Faith DigestReligious donations decline again. Post-recession America is beginning to open its wallet to charities again but is not giving as generously to religious institutions. While charitable donations from individuals rose nearly 4 percent overall in 2011, according to the annual Giving USA report, donations to houses of worship and other religious bodies dropped by 1.7 percent—a decrease for the second year in a row. The report, compiled by the Indiana University Center on Philanthropy, shows individual Americans gave nearly $218 billion last year, $96 billion of which went to religious organizations. The proportion of the charitable donations going to religious groups has been falling steadily for decades, said Robert Evans, of Giving USA's editorial review board. Evans offered several reasons for the decline, including increased competition from a proliferating number of nonreligious organizations, a decrease in church attendance and a general lack of sophistication within religious institutions regarding fund-raising.

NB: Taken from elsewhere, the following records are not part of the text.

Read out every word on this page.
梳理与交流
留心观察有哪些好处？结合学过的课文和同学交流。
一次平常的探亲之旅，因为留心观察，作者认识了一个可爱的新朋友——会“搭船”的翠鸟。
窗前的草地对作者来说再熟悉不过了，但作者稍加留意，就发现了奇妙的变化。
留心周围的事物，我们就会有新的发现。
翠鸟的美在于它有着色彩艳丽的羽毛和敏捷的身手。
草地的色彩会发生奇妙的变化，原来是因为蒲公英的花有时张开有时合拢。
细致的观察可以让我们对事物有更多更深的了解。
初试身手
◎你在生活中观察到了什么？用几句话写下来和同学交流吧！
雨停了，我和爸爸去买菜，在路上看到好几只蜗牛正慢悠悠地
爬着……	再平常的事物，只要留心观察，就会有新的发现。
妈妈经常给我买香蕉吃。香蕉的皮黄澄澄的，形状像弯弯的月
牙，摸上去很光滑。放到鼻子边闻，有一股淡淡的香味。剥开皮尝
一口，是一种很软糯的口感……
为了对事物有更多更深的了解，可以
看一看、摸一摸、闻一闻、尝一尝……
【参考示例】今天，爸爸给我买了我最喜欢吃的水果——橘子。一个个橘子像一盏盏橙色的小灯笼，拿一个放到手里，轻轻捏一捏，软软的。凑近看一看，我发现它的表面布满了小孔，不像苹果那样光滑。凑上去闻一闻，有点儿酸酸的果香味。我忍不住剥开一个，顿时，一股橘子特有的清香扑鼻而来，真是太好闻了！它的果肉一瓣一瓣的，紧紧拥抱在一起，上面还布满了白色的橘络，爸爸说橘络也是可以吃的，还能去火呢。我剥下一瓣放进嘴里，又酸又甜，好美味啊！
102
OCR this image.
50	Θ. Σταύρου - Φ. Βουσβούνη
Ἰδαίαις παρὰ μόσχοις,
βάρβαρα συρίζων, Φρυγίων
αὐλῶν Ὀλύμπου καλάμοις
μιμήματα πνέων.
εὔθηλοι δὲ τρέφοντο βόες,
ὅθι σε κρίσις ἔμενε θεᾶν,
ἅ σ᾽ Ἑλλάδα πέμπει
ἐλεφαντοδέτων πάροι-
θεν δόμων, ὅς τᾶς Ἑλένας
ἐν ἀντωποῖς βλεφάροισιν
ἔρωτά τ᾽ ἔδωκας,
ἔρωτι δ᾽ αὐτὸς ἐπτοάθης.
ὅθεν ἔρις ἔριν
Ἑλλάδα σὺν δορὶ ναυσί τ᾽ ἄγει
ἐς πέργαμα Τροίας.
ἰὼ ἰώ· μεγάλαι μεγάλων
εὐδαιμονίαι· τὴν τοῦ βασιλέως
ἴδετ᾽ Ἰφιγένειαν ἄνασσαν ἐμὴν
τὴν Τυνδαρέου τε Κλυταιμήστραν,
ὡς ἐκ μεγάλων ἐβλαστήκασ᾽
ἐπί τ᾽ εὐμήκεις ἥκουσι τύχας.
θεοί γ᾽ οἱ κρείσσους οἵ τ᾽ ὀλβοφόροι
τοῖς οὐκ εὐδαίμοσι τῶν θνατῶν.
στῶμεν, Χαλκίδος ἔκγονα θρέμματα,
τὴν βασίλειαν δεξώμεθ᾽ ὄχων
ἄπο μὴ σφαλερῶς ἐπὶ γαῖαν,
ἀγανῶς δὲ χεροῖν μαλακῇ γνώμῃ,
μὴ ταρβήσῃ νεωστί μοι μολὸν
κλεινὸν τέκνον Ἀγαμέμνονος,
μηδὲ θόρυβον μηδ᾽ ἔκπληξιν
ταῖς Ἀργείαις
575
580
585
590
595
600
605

Evangelicals propose code of ethics. The National Association of Evangelicals is urging pastors to seek a common moral ground by uniting under a consistent code of ethics. NAE leaders said the new code provides uniform guidance to church leaders across the 40 denominations that comprise the nation's largest evangelical group. The code puts into writing ethical guidelines that often go unspoken. Specifics include, among other things, sexual purity, regular financial auditing, not recruiting members from a pastor's former congregation and counseling ethics. A team of ethicists, pastors and denominational leaders working over an 18-month span compiled the code.